HomeArchivesBatman: Arkham Asylum Review Xbox 360

Batman: Arkham Asylum Review Xbox 360

After many many…yes…many years, we finally get a Batman game, that feels, like a Batman game. Arkham Asylym is one hell of a ride. Now, if you don’t read comics, it’s conceivable that you might be unfamiliar with Arkham Asylum. The iconic psychiatric hospital is essentially Gotham City’s Alcatraz, and it has housed just about every villain Batman has ever tangled with at one time or another.

With “Batman: Arkham Asylum,” players don’t just punch out relentless streams of henchman. RockSteady goes far beyond the stock beat-’em up and creates an experience that captures nearly every aspect of comics’ most complicated hero. Batman defeats squads of armed foes using stealth and smarts. He tracks down hostages by investigating crime scenes and spotting clues that will lead him to his objective. He even outsmarts murderers like Killer Croc and Harley Quinn (as always)

This dedication to the character, along with sizable contributions from the team behind “Batman: The Animated Series,” makes “Arkham Asylum” so special. Even more so, because Joker with the Voice of Mark Hamil and Kevin Conroy doing Batman’s voice was the icing on the cake for me.

Structurally, the game is set up like “Metroid Prime.” At first the Cape Crusader only has access to parts of the island. He can pull grates open and sneak through areas undetected. He can use his grappling hook gun to swing across gargoyles so that he can stalk armed criminals patrolling the grounds. He can knock them out temporarily with his batarang.

During the adventure, he’ll face huge boss fights and hordes of thugs. Winning these battles unlocks new equipment that opens up new routes and doors for Batman.

This is standard stuff for the genre, but “Arkham Asylum” melds this structure so well to the plot that you don’t even notice. The game just flows at an exquisite pace.

It makes sense for Batman to head to the Batmobile upon reaching the island surface. Getting the codes from the warden helps the Dark Knight unlock electric barriers that have blocked off areas of the game.

Another well-crafted element is the upgrade system. The game’s difficulty changes depending on how players improve Batman’s equipment. Often, the difference between breezing through a puzzle and struggling through it is picking the right upgrade at the right time. The feature provides a nonlinear element that also helps with the Riddler’s puzzles and trophies hidden through the world.
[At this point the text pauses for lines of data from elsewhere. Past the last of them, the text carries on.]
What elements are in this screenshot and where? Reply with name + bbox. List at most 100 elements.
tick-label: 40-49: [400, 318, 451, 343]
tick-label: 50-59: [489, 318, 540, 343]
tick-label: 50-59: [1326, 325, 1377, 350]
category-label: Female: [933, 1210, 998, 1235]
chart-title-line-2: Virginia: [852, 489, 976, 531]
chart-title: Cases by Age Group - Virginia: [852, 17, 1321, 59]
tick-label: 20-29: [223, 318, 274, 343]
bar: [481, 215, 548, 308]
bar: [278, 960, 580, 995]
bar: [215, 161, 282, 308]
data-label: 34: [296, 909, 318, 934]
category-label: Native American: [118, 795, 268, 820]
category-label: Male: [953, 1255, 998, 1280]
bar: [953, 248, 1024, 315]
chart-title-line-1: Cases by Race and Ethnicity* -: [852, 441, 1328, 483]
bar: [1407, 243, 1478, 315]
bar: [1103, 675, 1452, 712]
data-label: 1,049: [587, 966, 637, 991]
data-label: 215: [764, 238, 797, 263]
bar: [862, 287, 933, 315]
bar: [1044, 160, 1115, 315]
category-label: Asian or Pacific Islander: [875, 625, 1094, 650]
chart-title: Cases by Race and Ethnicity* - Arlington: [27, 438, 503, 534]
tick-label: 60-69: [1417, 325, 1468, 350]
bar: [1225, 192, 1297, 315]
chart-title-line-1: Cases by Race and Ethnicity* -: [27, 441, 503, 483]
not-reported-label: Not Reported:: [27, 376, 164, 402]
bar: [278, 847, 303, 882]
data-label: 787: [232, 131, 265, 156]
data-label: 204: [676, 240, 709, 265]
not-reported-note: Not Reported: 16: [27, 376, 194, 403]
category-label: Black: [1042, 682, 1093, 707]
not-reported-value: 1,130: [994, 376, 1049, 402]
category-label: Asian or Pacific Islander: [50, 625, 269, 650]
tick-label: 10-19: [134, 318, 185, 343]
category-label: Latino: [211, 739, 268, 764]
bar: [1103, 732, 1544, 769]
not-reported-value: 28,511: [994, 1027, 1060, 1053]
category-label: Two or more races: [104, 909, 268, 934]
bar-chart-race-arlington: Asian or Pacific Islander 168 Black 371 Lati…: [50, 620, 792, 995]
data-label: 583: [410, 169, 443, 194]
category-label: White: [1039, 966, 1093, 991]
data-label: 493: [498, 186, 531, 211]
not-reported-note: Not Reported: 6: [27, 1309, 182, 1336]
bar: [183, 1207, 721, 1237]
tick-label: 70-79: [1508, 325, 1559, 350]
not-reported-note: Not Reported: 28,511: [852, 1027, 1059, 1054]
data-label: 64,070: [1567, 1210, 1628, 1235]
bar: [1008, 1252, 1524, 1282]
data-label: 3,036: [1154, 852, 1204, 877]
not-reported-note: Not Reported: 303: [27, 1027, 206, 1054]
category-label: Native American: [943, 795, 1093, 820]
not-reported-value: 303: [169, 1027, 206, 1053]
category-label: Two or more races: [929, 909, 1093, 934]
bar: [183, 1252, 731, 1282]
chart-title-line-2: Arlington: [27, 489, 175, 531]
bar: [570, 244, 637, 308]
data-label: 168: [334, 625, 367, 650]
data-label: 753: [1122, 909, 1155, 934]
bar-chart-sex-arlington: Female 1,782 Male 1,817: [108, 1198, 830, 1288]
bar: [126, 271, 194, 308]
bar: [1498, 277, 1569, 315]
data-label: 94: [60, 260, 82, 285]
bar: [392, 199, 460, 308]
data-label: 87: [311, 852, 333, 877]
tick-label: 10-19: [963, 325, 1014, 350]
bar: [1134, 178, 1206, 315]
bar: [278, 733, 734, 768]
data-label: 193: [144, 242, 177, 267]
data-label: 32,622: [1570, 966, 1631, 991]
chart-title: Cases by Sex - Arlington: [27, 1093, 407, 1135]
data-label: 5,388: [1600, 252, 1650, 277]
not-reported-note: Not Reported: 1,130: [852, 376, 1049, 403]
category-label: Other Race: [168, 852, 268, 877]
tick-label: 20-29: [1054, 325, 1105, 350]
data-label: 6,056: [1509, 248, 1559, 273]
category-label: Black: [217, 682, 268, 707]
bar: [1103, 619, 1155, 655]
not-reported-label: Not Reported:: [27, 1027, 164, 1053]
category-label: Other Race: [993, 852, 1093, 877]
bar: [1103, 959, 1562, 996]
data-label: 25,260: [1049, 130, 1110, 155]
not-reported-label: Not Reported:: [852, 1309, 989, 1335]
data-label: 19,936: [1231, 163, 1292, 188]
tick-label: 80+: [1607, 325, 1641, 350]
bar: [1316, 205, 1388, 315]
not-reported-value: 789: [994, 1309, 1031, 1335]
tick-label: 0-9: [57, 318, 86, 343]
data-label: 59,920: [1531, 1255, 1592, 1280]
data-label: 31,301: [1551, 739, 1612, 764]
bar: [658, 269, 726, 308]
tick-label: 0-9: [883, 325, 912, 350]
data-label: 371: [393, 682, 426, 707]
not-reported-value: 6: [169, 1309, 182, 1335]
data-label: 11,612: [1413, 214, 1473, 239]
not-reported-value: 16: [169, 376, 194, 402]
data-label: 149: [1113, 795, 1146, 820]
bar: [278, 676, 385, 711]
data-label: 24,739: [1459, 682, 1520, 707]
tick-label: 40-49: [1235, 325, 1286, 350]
If you’re a fan of Batman comic books, you should feel very at home in Arkham Asylum. There are plenty of nods and winks to inmates who don’t actually appear in the game, and even some of the minor characters have neat backstories that are faithful to their previous, infrequent appearances in comics. You shouldn’t feel intimidated if you’re not that familiar with Batman, though, because the game does a great job of giving you all of the information you need, as well as plenty that you don’t. For example, taking the time to read prominent character Harley Quinn’s bio and listen to her patient interviews offers valuable insight into her motivations that might add to your enjoyment of the game, while unlockable information on such characters as Prometheus, Calendar Man, and Humpty Dumpty just adds a little flavor.

More significant unlockable content comes in the form of eight challenge maps, which come in regular and extreme difficulties for a total of 16. (24 on PS3 if you include the platform-exclusive free DLC option to play some of them as Joker, whose abilities are quite different to Batman’s). The maps are based on areas that you visit in the Story mode, and the challenges are split 50/50 between purely combat-oriented sequences and stealth-based “Predator” gameplay. In the former, you’re pitted against four increasingly tough waves of enemies and score points for performing combos, avoiding taking damage, executing ring outs, and using a variety of different moves. In the latter, you’re dropped into a level where every enemy has a gun and your goal is to take them all down as quickly as possible. The twist is that to earn a respectable position on the leaderboard in the Challenge mode, you also have to earn medals, and in order to do that, you have to deal with some of your enemies in very specific ways. During a stealth challenge, for example, earning the maximum possible three medals might require you to perform a silent takedown from behind and an inverted takedown, as well as pull an enemy down from a walkway while hanging from a ledge.

Regardless of whether you’re getting sucked into the Story mode or competing for high scores in the Challenge mode, Batman: Arkham Asylum does an outstanding job of letting you be Batman. Everything about this game–the impressive visuals, stirring soundtrack, superb voice acting, fiendish puzzles, hard-hitting combat–feels like it has been lovingly crafted by a development team that’s both knowledgeable and passionate about the source material. Miss out on this one and the joke’s on you Bat Boy!